August 10, 1995|JULIE PITTA | TIMES STAFF WRITER

Wall Street has fallen in love with the Internet.

In one of the most impressive debuts the Street has ever seen, investors Wednesday frantically snapped up shares of Netscape Communications Corp., the 15-month-old Mountain View, Calif., company that makes software for browsing the Internet. During its first day of trading, Netscape's share price rose as high as $74.25 from the initial $28 announced Tuesday, before settling down to $58.25 per share by market close.

More than 13.8 million shares changed hands during frenzied trading, meaning the 5 million Netscape shares initially offered turned over twice.

Even with the price drop late in the day, analysts said Netscape had the fourth-biggest first-day increase in trading price in history.

"It was orgasm du jour , as they say on the trading floor," said one investor who declined to be named. "The stock was running up a point and a half between trades.

"It's lunacy," he said.

The debut is even more amazing considering that Netscape had modest revenue of $16.6 million in the first six months of this year and has never turned a profit.

Even Microsoft Corp.'s initial public offering in 1983, during the initial personal computer craze, did not create the sort of mania caused by Netscape's.

Netscape boosters were taken aback. "Was I surprised that it went to $70 right from the start? Yes," said Roger McNamee, manager of Integral Capital Partners of Menlo Park, Calif., and a Netscape investor.

"Wall Street's always been a balance between fear and greed, and this morning greed won," he said.

Netscape's total market value, including Wednesday's offering and shares held by executives and early investors, would be $1.9 billion at the closing price, about the same as Dole Food or software maker Intuit Inc.

Investors said the Netscape offering may spell the end of a two-year bull market for technology stocks.

McNamee fears a backlash that will cause the stock's price to drop as precipitously as it rose. "How successful do they have to be to justify this kind of valuation?"

Meanwhile, with the threat of the Justice Department blocking the release of Windows 95 now over, PC software giant Microsoft Corp. gained $6 to close at $96.50. The Microsoft Network--to be included as part of Windows 95--also has an Internet browser.

The prospectus, the document providing detailed financial information on a company filing for an initial public offering, had originally stated an initial price of between $12 and $14 per share. Demand became so intense that Morgan Stanley & Co., the lead underwriter for the offering, raised the price three times to $21, $24 and eventually $28 and also increased the number of shares to be sold from 3.5 million to 5 million. In the weeks since the initial public offering was announced, the investment bank has been flooded with calls.

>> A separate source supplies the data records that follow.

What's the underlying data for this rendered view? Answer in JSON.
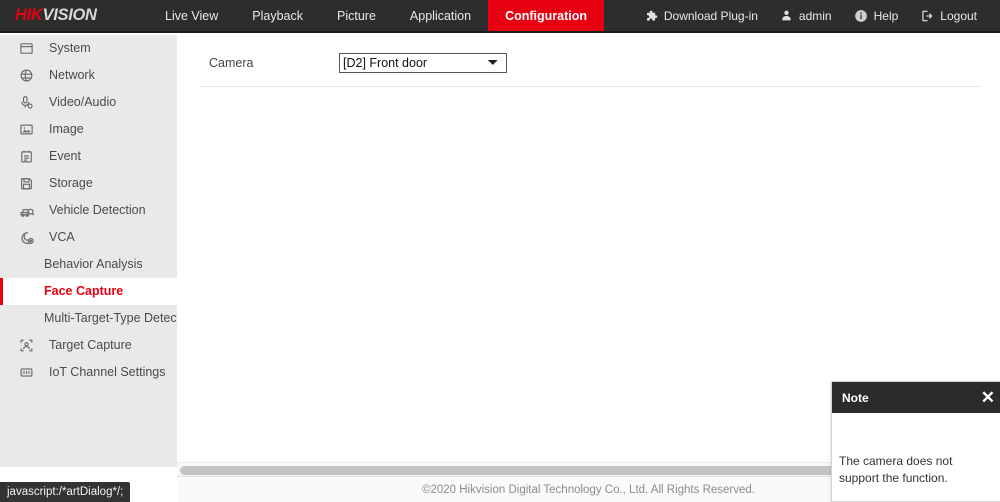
{
  "brand": {
    "logo_hik": "HIK",
    "logo_vision": "VISION",
    "accent_color": "#e60012",
    "header_bg": "#2d2d2d",
    "sidebar_bg": "#e9e9e9"
  },
  "nav": {
    "items": [
      {
        "label": "Live View",
        "active": false
      },
      {
        "label": "Playback",
        "active": false
      },
      {
        "label": "Picture",
        "active": false
      },
      {
        "label": "Application",
        "active": false
      },
      {
        "label": "Configuration",
        "active": true
      }
    ]
  },
  "header_right": {
    "items": [
      {
        "label": "Download Plug-in",
        "icon": "puzzle-icon"
      },
      {
        "label": "admin",
        "icon": "user-icon"
      },
      {
        "label": "Help",
        "icon": "info-icon"
      },
      {
        "label": "Logout",
        "icon": "logout-icon"
      }
    ]
  },
  "sidebar": {
    "items": [
      {
        "label": "System",
        "icon": "window-icon",
        "sub": false,
        "active": false
      },
      {
        "label": "Network",
        "icon": "globe-icon",
        "sub": false,
        "active": false
      },
      {
        "label": "Video/Audio",
        "icon": "microphone-icon",
        "sub": false,
        "active": false
      },
      {
        "label": "Image",
        "icon": "picture-icon",
        "sub": false,
        "active": false
      },
      {
        "label": "Event",
        "icon": "calendar-icon",
        "sub": false,
        "active": false
      },
      {
        "label": "Storage",
        "icon": "floppy-disk-icon",
        "sub": false,
        "active": false
      },
      {
        "label": "Vehicle Detection",
        "icon": "car-search-icon",
        "sub": false,
        "active": false
      },
      {
        "label": "VCA",
        "icon": "vca-icon",
        "sub": false,
        "active": false
      },
      {
        "label": "Behavior Analysis",
        "icon": "",
        "sub": true,
        "active": false
      },
      {
        "label": "Face Capture",
        "icon": "",
        "sub": true,
        "active": true
      },
      {
        "label": "Multi-Target-Type Detection",
        "icon": "",
        "sub": true,
        "active": false
      },
      {
        "label": "Target Capture",
        "icon": "target-person-icon",
        "sub": false,
        "active": false
      },
      {
        "label": "IoT Channel Settings",
        "icon": "chip-icon",
        "sub": false,
        "active": false
      }
    ]
  },
  "main": {
    "camera_label": "Camera",
    "camera_value": "[D2] Front door",
    "camera_options": [
      "[D2] Front door"
    ]
  },
  "dialog": {
    "title": "Note",
    "close_label": "✕",
    "message": "The camera does not support the function."
  },
  "footer": {
    "copyright": "©2020 Hikvision Digital Technology Co., Ltd. All Rights Reserved."
  },
  "status_bar": {
    "text": "javascript:/*artDialog*/;"
  }
}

But in a deal this hot, only the elite--pension and mutual funds with large sums to invest who are Morgan Stanley's preferred customers--were given the opportunity to buy.

Why all the fuss? The Internet, the confederation of about 35,000 computer networks, is red-hot. According to market researcher International Data Corp. in Cambridge, Mass., about 200 million people will use the Internet by 1999 to shop, play games or look up information from its vast databases. It is expected to generate about $4.8 billion in revenue by 1998.

Netscape's software, created by graduate student Marc Andreessen and several of his classmates at the University of Illinois at Urbana-Champaign, makes the Internet easier to navigate.

Andreessen, 24, became something of a cult figure in cyberspace for the software, then called Mosaic, which he made available for free on the Internet.

He attracted the attention of James Clark, 51, a former Stanford computer science professor and the founder of workstation manufacturer Silicon Graphics Inc. Clark persuaded Andreessen and six of his classmates to leave school, license the program from the University of Illinois, which still owns the rights to the software, and invest $5 million to get the company off the ground.

With Clark as chairman, Netscape had legitimacy and was able to attract other investors such as Silicon Valley venture capitalist John L. Doerr, Adobe Systems Inc. Chairman John Warnock, Tele-Communications Inc., Knight-Ridder Inc., Hearst Corp. and Times Mirror Co.

An estimated 7 million people use Netscape to browse the Internet, giving it about a 70% share of the market. Most of that software was given away for free. Netscape's strategy is that of a razor company: Give away the razors, but make the money from the blades.

Netscape makes software for Internet servers, the computers that are the repositories of information. That software costs between $1,000 and $5,000. Netscape hopes that the success it has had so far with Internet browsing software will create demand for its server software since the two work best together.